Literature DB >> 30783320

Multiple Testing and Protection Against a Type 1 (False Positive) Error Using the Bonferroni and Hochberg Corrections.

Abstract

In a given study, if many related outcomes are tested for statistical significance, one or more outcomes may emerge significant at the P < 0.05 level not because they are truly significant in the population but because of chance. The larger the number of statistical tests performed, the greater the risk that some of the significant findings are significant because of chance. There are many ways to protect against such false positive or Type 1 errors. The simplest way is to set a more stringent threshold for statistical significance than P < 0.05. This can be done using either the Bonferroni or the Hochberg correction. Using the Bonferroni correction, 0.05 is divided by the number of statistical tests being performed and the result is set as the critical P value for statistical significance. Using the Hochberg correction, the P values obtained from the different statistical tests are arranged in descending order of magnitude, and each P value is assessed for significance against progressively more stringent levels for significance. The Bonferroni and Hochberg procedures are explained with the help of examples.

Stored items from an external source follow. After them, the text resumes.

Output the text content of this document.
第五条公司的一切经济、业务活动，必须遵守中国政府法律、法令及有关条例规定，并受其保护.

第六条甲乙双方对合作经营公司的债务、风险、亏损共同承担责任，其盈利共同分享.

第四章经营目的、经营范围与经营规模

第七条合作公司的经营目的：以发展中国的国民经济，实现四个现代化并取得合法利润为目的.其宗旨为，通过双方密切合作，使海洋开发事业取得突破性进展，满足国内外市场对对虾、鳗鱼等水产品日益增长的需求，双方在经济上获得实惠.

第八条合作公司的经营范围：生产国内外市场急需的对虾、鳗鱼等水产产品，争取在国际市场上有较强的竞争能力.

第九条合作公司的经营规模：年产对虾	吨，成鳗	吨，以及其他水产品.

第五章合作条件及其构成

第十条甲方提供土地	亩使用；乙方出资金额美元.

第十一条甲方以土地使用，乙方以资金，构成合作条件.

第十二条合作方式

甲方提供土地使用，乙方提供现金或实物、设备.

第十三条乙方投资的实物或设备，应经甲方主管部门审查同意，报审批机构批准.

Entities: Chemical Disease Species

Keywords: Bonferroni correction; Hochberg correction; P value; false positive error; multiple testing; type 1 error

Year: 2019 PMID： 30783320 PMCID： PMC6337927 DOI： 10.4103/IJPSYM.IJPSYM_499_18

Source DB: PubMed Journal: Indian J Psychol Med ISSN： 0253-7176

Imagine that you conduct a 3-month trial in which patients randomized to receive risperidone or haloperidol are examined to determine which antipsychotic is associated with better outcomes for negative symptoms and cognitive functioning. In this trial, negative symptoms are assessed using the Positive and Negative Syndrome Scale-Negative Syndrome subscale (PANSS-N) and the Scale for Assessment of Negative Symptoms (SANS); the total score on each scale is the outcome of interest. Cognitive functioning is assessed using tests of attention and concentration, visual memory, verbal memory, working memory, and ideational fluency; each test yields a single score. Thus, there are two negative symptom outcomes and five cognitive outcomes, making a total of seven outcomes to be compared between groups. You know that if you compare just one outcome between the two groups, and if the two groups actually (in the population) do not differ on this outcome, there is only a 5% probability that the result will be statistically significant because of chance; this is what P < 0.05 means.[1] You also know that the larger the number of outcomes compared between the two groups, the greater the likelihood that one or more outcomes will be significant by chance alone. In fact, if five related outcomes are tested, there is a 23% probability that one of the outcomes will be significant by chance.[1] This is known as a false positive error or a Type 1 statistical error.[1] So how would you protect against an inflated Type 1 error when you compare the risperidone and haloperidol groups? Although negative symptom burden and cognitive impairment are correlated, because they represent different conceptual entities it would be reasonable to protect against a Type 1 error separately for the two negative symptom outcomes and for the five cognitive outcomes. Protection against a Type 1 error can be done in many ways. One method sets a more stringent value of P for statistical significance. This can be done using the Bonferroni correction or the Hochberg correction.[2]

THE BONFERRONI CORRECTION

With this method, the value of P for statistical significance (conventionally, 0.05) is divided by the number of statistical tests performed. So, for the negative symptom outcomes, because there are two tests (one for PANSS-N and one for SANS), P for statistical significance is set at 0.05/2 or 0.025. This means that the outcomes for PANSS-N and SANS will be considered significant only if the P values associated with these tests are <0.025 instead of <0.05, as conventional. With regard to the cognitive outcomes, because there are five tests, for any of the five outcomes to be considered statistically significant, it should result in a P value that is <0.05/5; that is, <0.01. The Bonferroni correction is considered conservative; that is, it makes it quite difficult to obtain statistically significant results. This is because when the number of tests performed is large, the P value required for statistical significance becomes quite small and is hard to achieve. In other words, the Bonferroni correction magnifies the risk of a false negative or Type 2 statistical error.[1] The Hochberg sequential procedure offers a better balance between the Type 1 and Type 2 error risks.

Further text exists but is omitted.